Kedua pemicu  itu menurutnya berhubungan. Di kawasan yang padat biasanya rumah-rumah berbentuk semi permanen, peralatan listriknya tidak standar,  dan sering kelebihan beban.  Persoalan listrik memicu kebakaran. Saat si jago merah mengamuk, maka api dengan cepat menyebar ke lingkungan sekitarnya yang padat. Unit pemadam kebakaran sering sulit mencapai lokasi karena akses jalan yang kecil dan sempit.

“Pertanyaannya, mengapa itu selalu terulang?  Seharusnya ada upata preventif agar hal itu tak terjadi lagi,” kata Yayat.

 

Menurut Yayat, seharusnya  ada evaluasi setelah terjadi kebakaran di suatu tempat. Hal itu untuk mencegah hal yang sama terjadi kembali.

 

Upaya preventif menurutnya bisa dilakukan dengan penataan lingkungan sebelum dan pascakebakaran. Perbaikan lingkungan berupa jalan dan rumah yang lebih layak huni akan membantu mencegah kebakaran terulang atau pemadaman api  yang lebih maksimal  jika kebakaran terjadi.

 

Untuk membantu mengurangi kejadian kebakaran, kata Subejo, pihaknya  akan memaksimalkan peran serta masyarakat. Selain untuk mengatasi kekurangan petugas kebakaran, pelibatan warga ini dinilai effektif mencegah amukan api. Warga setempat adalah orang yang paling tahu

dengan kejadian di lingkungannya. Mereka bisa langsung bergerak tanpa menunggu petugas pemadam datang jika kebakaran terjadi di wilayahnya.

 

Subejo mencontohkan, hingga Mei ini ada 10 kejadian kebakaran di Tambora. Sebanyak enam kejadian,  api berhasil dipadamkan oleh warga sendiri.

Sejak tahun 1990 di sejumlah daerah rawan kebakaran sudah dibentuk Bantuan Sukarela Pemadam Kebakaran (Balakar).  Sukeralawan terdiri dari warga setempat, baik laki-laki dan perempuan. Mereka mendapatkan keterampilan soal teknik memadamkan api, menggunakan alat pemadam api ringan (APAR), dan pengetahuan soal kelistrikan.  Balakar umumnya dibiayai sendiri oleh warga.  Beberapa di antaranya mendapat bantuan dari perusahaan swasta tapi masih dalam jumlah terbatas.
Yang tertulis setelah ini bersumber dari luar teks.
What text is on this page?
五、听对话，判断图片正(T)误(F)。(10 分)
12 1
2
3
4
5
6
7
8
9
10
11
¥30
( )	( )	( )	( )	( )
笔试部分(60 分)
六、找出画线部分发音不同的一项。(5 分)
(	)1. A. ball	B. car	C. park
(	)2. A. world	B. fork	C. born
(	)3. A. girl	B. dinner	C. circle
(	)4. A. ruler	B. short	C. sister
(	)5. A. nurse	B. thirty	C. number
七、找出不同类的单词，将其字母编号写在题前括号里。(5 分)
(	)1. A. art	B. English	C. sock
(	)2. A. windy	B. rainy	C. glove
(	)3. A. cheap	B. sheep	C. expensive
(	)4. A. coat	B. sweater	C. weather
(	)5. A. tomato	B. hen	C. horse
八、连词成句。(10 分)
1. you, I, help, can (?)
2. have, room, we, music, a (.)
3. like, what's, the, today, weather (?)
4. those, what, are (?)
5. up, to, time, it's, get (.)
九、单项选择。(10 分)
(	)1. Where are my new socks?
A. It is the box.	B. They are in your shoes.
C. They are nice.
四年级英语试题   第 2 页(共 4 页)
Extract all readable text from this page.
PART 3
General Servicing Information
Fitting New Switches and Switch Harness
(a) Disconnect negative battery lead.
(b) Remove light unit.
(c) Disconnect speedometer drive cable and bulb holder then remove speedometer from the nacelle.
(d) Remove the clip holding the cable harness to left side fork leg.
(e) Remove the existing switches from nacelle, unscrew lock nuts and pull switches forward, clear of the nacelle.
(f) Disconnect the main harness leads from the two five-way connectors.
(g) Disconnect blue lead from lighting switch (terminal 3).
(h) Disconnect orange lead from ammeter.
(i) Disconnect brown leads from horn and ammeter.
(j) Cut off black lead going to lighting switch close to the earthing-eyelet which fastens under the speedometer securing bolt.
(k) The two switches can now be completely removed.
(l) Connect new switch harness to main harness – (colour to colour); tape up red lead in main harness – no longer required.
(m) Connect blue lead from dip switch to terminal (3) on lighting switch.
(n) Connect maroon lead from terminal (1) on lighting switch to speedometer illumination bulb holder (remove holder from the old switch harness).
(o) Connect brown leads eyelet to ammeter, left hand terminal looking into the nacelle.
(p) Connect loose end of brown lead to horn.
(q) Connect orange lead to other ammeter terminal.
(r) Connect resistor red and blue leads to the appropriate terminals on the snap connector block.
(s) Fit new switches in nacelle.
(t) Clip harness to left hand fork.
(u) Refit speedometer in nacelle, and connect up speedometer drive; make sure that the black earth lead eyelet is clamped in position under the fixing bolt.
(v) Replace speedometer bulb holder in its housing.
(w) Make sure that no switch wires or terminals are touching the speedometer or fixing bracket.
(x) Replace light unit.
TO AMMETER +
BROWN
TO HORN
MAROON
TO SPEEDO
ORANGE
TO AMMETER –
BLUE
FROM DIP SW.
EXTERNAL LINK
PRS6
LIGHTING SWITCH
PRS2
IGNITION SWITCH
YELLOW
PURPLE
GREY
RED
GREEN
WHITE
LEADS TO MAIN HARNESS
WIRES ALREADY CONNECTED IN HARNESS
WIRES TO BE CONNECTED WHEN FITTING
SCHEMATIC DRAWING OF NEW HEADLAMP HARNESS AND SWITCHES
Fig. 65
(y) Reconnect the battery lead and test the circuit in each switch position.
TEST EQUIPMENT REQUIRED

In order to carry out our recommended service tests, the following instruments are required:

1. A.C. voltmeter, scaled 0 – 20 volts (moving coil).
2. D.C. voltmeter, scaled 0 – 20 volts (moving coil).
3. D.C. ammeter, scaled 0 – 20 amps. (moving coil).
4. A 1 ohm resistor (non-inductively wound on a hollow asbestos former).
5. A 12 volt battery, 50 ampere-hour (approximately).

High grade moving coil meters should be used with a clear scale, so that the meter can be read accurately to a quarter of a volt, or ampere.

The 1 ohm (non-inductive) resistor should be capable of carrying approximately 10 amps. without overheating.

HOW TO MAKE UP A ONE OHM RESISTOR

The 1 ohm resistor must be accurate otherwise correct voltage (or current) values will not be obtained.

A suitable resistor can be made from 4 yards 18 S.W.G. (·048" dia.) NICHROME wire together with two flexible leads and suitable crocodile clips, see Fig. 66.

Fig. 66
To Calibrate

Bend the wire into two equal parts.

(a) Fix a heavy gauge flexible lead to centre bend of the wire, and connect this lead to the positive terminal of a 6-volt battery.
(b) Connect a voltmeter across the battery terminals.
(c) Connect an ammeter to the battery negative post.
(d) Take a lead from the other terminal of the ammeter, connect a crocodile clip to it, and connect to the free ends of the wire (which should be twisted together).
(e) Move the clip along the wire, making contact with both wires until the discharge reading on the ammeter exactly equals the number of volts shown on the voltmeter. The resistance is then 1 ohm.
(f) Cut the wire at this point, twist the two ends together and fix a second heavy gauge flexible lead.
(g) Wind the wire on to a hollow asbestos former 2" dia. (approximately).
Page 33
Karena sifatnya yang  sukarela, tidak di semua tempat Balakar bisa berfungsi maksimal. Data di Kecamatan Tambora  pada tahun 2011  misalnya ada 118 anggota Balakar yang tercatat. Sebanyak  103 di antaranya masih aktif. “Mereka ini yang akan kita berdayakan untuk mencegah maupun menanggulangi kebakaran,” kata Subejo.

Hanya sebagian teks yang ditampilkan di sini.